Aug 20 13:08:08 neteye tornado[8624]: Aug 20 13:08:08.879 ERROR MatcherActor{trace_id="4c72f980-bae5-4bb3-afb2-0dbbea18d084"}:dispatch_filter{name="root"}:dispatch_ruleset{name="ruleset_01"}:dispatch_rule{name="smart_monitoring_check_result"}:dispatch_action{action=0 action_id="smart_monitoring_check_result"}: tornado_executor_smart_monitoring_check_result: SmartMonitoringExecutor - Director host creation action failed with error ActionExecutionError { message: "DirectorExecutor API returned an error. Response status: 500 Internal Server Error.

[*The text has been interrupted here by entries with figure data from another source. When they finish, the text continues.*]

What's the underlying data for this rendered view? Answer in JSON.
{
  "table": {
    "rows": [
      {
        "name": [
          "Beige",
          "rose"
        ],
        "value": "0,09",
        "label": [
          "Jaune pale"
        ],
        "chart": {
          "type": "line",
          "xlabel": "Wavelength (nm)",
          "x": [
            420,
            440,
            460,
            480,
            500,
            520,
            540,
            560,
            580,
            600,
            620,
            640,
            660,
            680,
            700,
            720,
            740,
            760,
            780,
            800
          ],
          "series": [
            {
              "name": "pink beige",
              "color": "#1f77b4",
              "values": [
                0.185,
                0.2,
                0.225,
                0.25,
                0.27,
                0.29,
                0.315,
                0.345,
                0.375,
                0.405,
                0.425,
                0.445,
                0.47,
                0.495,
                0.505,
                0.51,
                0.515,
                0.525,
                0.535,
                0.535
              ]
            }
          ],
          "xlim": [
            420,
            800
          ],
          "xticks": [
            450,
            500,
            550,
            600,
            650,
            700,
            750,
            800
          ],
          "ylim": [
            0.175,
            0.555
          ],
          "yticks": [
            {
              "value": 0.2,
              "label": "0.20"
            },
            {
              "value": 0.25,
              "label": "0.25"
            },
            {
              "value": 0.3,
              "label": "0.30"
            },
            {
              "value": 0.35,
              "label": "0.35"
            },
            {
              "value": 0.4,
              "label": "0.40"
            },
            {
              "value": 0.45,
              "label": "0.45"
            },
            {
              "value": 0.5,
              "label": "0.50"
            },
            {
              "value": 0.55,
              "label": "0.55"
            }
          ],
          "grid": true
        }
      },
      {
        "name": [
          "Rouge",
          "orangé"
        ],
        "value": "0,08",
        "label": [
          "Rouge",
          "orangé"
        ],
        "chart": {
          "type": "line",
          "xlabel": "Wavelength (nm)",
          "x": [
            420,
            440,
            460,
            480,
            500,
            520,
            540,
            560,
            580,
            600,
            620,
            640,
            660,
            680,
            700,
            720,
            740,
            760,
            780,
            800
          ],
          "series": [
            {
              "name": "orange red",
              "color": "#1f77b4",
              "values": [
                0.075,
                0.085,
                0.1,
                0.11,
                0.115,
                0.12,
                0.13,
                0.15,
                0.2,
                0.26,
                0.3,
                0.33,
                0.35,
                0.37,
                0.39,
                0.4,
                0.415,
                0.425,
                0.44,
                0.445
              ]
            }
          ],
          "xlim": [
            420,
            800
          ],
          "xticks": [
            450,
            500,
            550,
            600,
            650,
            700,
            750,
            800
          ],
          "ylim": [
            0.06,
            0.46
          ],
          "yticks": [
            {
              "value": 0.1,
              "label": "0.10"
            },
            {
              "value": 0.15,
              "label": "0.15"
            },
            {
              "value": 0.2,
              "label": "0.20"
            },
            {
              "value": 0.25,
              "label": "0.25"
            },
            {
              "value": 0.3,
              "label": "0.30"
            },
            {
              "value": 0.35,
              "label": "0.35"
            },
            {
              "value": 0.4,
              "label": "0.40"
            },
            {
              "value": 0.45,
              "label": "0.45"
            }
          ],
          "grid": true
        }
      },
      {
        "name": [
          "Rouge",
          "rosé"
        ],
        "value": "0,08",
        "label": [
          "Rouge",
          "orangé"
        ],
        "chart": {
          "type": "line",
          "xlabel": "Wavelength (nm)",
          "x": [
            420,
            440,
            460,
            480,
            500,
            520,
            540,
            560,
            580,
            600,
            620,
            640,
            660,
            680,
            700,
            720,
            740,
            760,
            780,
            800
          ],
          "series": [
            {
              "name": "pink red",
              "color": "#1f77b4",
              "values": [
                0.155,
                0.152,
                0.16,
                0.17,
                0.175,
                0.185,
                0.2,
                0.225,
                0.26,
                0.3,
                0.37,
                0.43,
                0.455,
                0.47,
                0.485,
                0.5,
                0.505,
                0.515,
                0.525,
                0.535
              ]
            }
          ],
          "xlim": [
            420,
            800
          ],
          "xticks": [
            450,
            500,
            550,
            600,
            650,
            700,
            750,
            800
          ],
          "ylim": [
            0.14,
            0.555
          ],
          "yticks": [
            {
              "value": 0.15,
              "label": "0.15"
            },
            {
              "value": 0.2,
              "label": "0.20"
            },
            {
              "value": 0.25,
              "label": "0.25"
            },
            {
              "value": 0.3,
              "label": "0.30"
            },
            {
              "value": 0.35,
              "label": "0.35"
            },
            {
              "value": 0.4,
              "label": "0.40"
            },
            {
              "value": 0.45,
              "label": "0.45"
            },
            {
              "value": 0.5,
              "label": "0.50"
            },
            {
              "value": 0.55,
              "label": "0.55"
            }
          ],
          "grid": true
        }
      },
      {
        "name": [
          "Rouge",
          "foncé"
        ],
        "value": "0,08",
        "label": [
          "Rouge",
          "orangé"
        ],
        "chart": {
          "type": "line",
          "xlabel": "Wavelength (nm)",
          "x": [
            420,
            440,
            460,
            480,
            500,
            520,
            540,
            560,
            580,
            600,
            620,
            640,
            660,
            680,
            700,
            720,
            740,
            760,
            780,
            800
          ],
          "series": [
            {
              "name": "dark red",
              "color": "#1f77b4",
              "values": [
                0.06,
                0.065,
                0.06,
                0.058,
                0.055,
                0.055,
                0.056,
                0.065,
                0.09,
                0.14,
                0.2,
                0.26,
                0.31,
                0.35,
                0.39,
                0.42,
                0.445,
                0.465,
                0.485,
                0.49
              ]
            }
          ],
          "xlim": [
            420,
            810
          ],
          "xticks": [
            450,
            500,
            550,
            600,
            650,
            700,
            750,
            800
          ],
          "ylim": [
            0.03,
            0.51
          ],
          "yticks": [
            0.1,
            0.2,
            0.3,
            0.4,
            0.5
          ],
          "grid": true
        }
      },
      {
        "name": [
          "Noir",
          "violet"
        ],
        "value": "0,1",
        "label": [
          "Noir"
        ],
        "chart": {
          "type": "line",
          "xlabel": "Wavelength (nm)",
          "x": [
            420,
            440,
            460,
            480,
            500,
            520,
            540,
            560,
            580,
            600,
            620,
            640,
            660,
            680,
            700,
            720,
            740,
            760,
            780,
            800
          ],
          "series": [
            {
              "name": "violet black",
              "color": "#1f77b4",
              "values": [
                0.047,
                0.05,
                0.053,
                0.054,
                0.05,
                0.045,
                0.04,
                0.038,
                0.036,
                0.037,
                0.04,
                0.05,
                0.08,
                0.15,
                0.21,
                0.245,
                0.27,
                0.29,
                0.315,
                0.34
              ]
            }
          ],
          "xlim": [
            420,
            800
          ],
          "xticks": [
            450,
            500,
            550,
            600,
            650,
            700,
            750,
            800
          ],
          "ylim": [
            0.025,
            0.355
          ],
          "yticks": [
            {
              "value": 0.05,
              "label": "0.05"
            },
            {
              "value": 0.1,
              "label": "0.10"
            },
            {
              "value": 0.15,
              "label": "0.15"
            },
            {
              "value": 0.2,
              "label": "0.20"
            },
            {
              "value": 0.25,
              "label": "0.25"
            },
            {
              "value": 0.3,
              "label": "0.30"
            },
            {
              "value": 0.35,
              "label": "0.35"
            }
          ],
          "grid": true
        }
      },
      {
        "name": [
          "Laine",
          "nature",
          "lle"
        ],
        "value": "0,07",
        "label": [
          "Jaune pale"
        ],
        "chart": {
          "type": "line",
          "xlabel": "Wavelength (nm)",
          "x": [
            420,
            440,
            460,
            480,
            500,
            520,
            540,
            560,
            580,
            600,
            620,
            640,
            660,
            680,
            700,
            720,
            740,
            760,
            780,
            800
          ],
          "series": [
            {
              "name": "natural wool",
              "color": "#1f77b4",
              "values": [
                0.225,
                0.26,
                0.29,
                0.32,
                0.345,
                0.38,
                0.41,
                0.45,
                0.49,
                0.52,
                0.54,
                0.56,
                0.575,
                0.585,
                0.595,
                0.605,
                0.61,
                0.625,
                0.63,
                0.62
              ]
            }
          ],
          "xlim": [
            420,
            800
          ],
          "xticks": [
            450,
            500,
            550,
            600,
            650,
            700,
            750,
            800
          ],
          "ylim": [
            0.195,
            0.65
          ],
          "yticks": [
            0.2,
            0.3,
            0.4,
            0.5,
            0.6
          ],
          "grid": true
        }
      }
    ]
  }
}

Response body: {\n    \"error\": \"Error during the creation of the object at runtime\"\n}\n", can_retry: true, code: None, data: {"method":"POST","url":"https://httpd.neteyelocal/neteye/director/host?live-creation=true","payload":{"object_name":"acme-host","object_type":"Object"}} }.

Here you can see that the Event identified by the given “trace_id”, went through the Filter “root”, the Ruleset “ruleset_01”, the rule “smart_monitoring_check_result”, triggered the Action “smart_monitoring_check_result”, and this action execution then resulted in an error. With this information in hand, we can now know for sure which action we need to modify to fix the error.

We’ve applied Tracing to this particular use case in Tornado, but we’ve only just started exploring its possibilities, so it’s very likely that in the near future many more improvements will be made in Tornado thanks to Tracing!